I already wrote this in the comment, but for the sake of completeness: Eigen::Map will not work because the strides are non-equidistant. Using slicing gives me ~10% better performance than your copying method on Linux with clang and gcc, but somewhat worse on MSVC. Also, as you noted, it is not available on the 3.3 branch of Eigen. There is a custom way to mimic it, but it performed always worse in my tests. Also, in my tests, it did not save any memory compared to the copying method.

I think it is hard to beat the copying method itself regarding performance because the Eigen matrices are column major by default, meaning that copying a few columns is rather cheap. Moreover, without really knowing details, I suspect that Eigen can then throw the full might of its optimization on the full matrix to compute the product and transpose without having to deal with views or anything like this. This might give Eigen more chances for vectorization or cache locality.

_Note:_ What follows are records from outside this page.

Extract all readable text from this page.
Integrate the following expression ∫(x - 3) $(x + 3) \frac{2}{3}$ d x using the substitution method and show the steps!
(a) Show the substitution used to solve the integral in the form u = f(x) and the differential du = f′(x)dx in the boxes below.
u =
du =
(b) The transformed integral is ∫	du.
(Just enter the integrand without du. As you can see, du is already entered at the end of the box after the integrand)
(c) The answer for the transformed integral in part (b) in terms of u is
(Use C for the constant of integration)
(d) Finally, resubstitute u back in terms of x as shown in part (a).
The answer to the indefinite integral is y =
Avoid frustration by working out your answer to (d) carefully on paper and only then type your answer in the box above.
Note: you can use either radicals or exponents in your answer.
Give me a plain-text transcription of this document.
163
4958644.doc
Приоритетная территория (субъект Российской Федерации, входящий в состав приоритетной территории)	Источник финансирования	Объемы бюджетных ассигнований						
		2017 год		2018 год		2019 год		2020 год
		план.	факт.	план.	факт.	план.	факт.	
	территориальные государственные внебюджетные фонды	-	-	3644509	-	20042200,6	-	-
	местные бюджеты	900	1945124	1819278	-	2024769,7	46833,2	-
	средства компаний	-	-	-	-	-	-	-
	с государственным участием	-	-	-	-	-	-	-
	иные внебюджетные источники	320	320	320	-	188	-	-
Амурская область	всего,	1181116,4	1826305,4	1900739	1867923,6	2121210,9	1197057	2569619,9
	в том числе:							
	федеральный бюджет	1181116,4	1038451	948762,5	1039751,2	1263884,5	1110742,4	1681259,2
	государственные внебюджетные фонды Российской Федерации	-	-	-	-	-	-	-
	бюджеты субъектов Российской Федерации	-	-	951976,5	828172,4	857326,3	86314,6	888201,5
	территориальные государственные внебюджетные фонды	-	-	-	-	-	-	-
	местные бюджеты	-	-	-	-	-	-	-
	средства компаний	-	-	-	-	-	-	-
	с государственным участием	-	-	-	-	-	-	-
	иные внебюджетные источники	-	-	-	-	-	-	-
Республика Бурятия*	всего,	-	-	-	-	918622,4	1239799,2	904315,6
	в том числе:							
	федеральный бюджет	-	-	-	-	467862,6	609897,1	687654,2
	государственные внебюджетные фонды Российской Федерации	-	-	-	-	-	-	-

Apart from this, not only optimizations should be turned on but also the highest possible instruction set should be used. Turning on AVX in my tests improved the performance by ~1.5x. Unfortunately, I cannot test AVX512.

Sedenion
  • 5,421
  • 2
  • 14
  • 42
  • Very nice. The point on symmetry is really effective, definitely helps. Thanks! – zdebruine May 11 '22 at 01:25
  • @zdebruine I edited my post with another way to speed up the computation by enabling parallelization via OpenMP. – Sedenion May 11 '22 at 19:01
  • To be honest parallelization is the way forward for matrix mul. If you can use OpenCL, you will find plenty of optimized implementations that use shared memory of the compute cores of your GPU hardware, and with OpenCL you can also fall back to the CPU if necessary. There are other options but massive parallel is the right answer imho, especially when you have lots of matrices that are not interdependent. – StarShine May 12 '22 at 07:54
  • 1
    @zdebruine If my answer is fine for you, could you please accept it? – Sedenion May 13 '22 at 06:10
  • @Sedenion of course, this is much appreciated. Will be hitting production in a well-used package soon :) – zdebruine May 16 '22 at 13:32
1

In case anyone finds this helpful down the road, I was able to beat the performance of the Eigen code in the accepted question using OpenMP and triangular indexing. In this case I'm using Rcpp::NumericMatrix, but you could plug Eigen::MatrixXd right in:

    Rcpp::NumericMatrix Rcpp_AAt(const Rcpp::NumericMatrix& mat) {
    const size_t n = mat.cols();
    const size_t n_vals = n / 2 * (1 + n) - n;
    Rcpp::NumericMatrix res(n, n);
    #pragma omp parallel for
    for (size_t k = 0; k < (n_vals + n); ++k) {
        // k is linear index
        if (k >= n_vals) {
            size_t i = k - n_vals;
            double tmp = 0;
            for (size_t row = 0; row < mat.rows(); ++row)
                tmp += mat(row, i) * mat(row, i);
            res(i, i) = tmp;
        } else {
            size_t i = n - 2 - std::floor(std::sqrt(-8 * k + 4 * n * (n - 1) - 7) / 2.0 - 0.5);
            size_t j = k + i + 1 - n * (n - 1) / 2 + (n - i) * ((n - i) - 1) / 2;
            double tmp = 0;
            for (size_t row = 0; row < mat.rows(); ++row)
                tmp += mat(row, i) * mat(row, j);
            res(i, j) = tmp;
            res(j, i) = tmp;
        }
    }
    return res;
}

By using triangular indexing, we are allowing for OpenMP to spawn off threads for all combinations of columns, which is more efficient than just parallelizing across one column at a time (for obvious reasons). Eigen uses multithreading, so I figure this is fair game.

zdebruine
  • 3,687
  • 6
  • 31
  • 50